Students' In-Your-Face Poster Gives a New Face to Group's Vegan Campaign
For
Immediate Release:
July 27,
2012
Contact:
Kaitlynn
Kelly 202-483-7382
Lubbock, Texas -- PETA's newest pro-vegan ad campaign comes courtesy of four students in Texas Tech University's Public and Social Service Design class, who designed the provocative, eye-catching ad for a PETA-sponsored class competition. The winning ad shows an image of two pigs, one colored stark red, and states in bold block letters, "You're Eating Shit." The ad goes on to explain, "Slaughterhouses are so filthy that more than half of all meat is contaminated with fecal bacteria."
Although none of the four students, who hail from across the notoriously meaty state, had ever tried going vegan prior to the contest, all four were moved to re-examine their eating habits after learning about the cruelty to animals, the health risks, and the environmental devastation inherent in the meat industry. All the students have begun to cut back on their meat consumption, including one student—Sharon Cadena, a native of Lytle, Texas—who has now been vegan for more than a month.

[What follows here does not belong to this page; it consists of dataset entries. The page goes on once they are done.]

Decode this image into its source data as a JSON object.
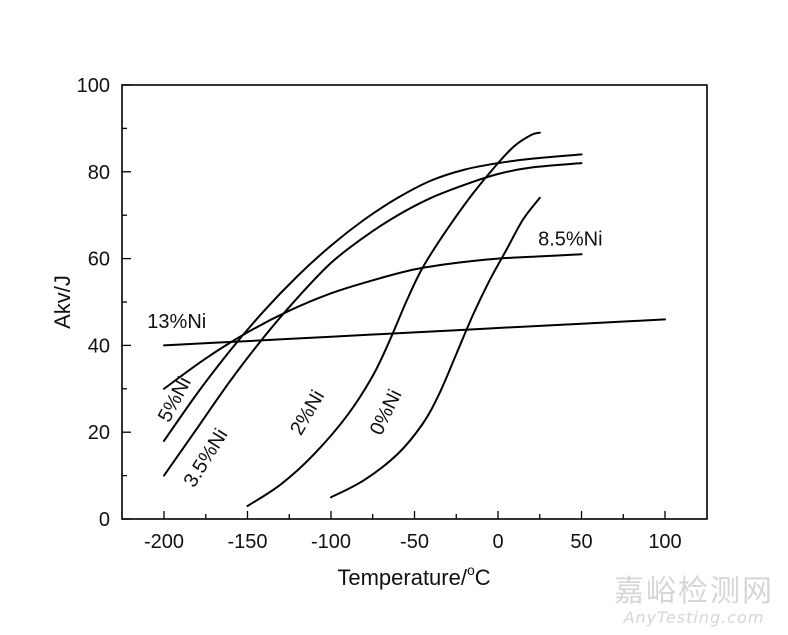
{
  "chart_data": {
    "type": "line",
    "title": "",
    "xlabel": "Temperature/°C",
    "xlabel_main": "Temperature/",
    "xlabel_sup": "o",
    "xlabel_unit": "C",
    "ylabel": "Akv/J",
    "xlim": [
      -225,
      125
    ],
    "ylim": [
      0,
      100
    ],
    "grid": false,
    "legend": "inline curve labels",
    "x_ticks": [
      -200,
      -150,
      -100,
      -50,
      0,
      50,
      100
    ],
    "x_tick_labels": [
      "-200",
      "-150",
      "-100",
      "-50",
      "0",
      "50",
      "100"
    ],
    "y_ticks": [
      0,
      20,
      40,
      60,
      80,
      100
    ],
    "y_tick_labels": [
      "0",
      "20",
      "40",
      "60",
      "80",
      "100"
    ],
    "series": [
      {
        "name": "0%Ni",
        "x": [
          -100,
          -80,
          -60,
          -45,
          -35,
          -25,
          -15,
          -5,
          5,
          15,
          25
        ],
        "y": [
          5,
          9,
          15,
          22,
          29,
          38,
          47,
          55,
          62,
          69,
          74
        ]
      },
      {
        "name": "2%Ni",
        "x": [
          -150,
          -130,
          -110,
          -90,
          -75,
          -65,
          -55,
          -45,
          -30,
          -15,
          0,
          10,
          20,
          25
        ],
        "y": [
          3,
          8,
          15,
          24,
          33,
          41,
          50,
          58,
          67,
          75,
          82,
          86,
          88.5,
          89
        ]
      },
      {
        "name": "3.5%Ni",
        "x": [
          -200,
          -180,
          -160,
          -140,
          -120,
          -100,
          -80,
          -60,
          -40,
          -20,
          0,
          20,
          50
        ],
        "y": [
          10,
          21,
          32,
          42,
          51,
          59,
          65,
          70,
          74,
          77,
          79.5,
          81,
          82
        ]
      },
      {
        "name": "5%Ni",
        "x": [
          -200,
          -180,
          -160,
          -140,
          -120,
          -100,
          -80,
          -60,
          -40,
          -20,
          0,
          20,
          50
        ],
        "y": [
          18,
          29,
          39,
          48,
          56,
          63,
          69,
          74,
          78,
          80.5,
          82,
          83,
          84
        ]
      },
      {
        "name": "8.5%Ni",
        "x": [
          -200,
          -175,
          -150,
          -125,
          -100,
          -75,
          -50,
          -25,
          0,
          25,
          50
        ],
        "y": [
          30,
          37,
          43,
          48,
          52,
          55,
          57.5,
          59,
          60,
          60.5,
          61
        ]
      },
      {
        "name": "13%Ni",
        "x": [
          -200,
          -150,
          -100,
          -50,
          0,
          50,
          100
        ],
        "y": [
          40,
          41,
          42,
          43,
          44,
          45,
          46
        ]
      }
    ],
    "annotations": [
      {
        "text": "13%Ni",
        "x": -210,
        "y": 44,
        "rotation": 0
      },
      {
        "text": "8.5%Ni",
        "x": 24,
        "y": 63,
        "rotation": 0
      },
      {
        "text": "5%Ni",
        "x": -197,
        "y": 22,
        "rotation": -62
      },
      {
        "text": "3.5%Ni",
        "x": -182,
        "y": 7,
        "rotation": -58
      },
      {
        "text": "2%Ni",
        "x": -118,
        "y": 19,
        "rotation": -60
      },
      {
        "text": "0%Ni",
        "x": -70,
        "y": 19,
        "rotation": -64
      }
    ]
  },
  "watermark": {
    "cn": "嘉峪检测网",
    "en": "AnyTesting.com"
  }
}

"All these students met PETA's challenge head-on and tackled the cruelty of the meat industry in strong, clever, and moving ways," says PETA Executive Vice President Tracy Reiman. "The winning designers' ad does a great job of confronting viewers with the fact that slaughterhouses are cruel and filthy—and that every time you take a bite of meat, you're putting your health at risk."
Because slaughterhouse floors and fishing boats are often contaminated with feces, blood, and vomit, a great deal of meat is tainted with dangerous intestinal bacteria by the time it reaches the family dinner table. According to a Consumer Reports survey, fully two-thirds of super-market chicken meat is tainted with campylobacter or E. coli, and more than 70 percent of meat tested by the Centers for Disease Control and Prevention was contaminated with E. coli.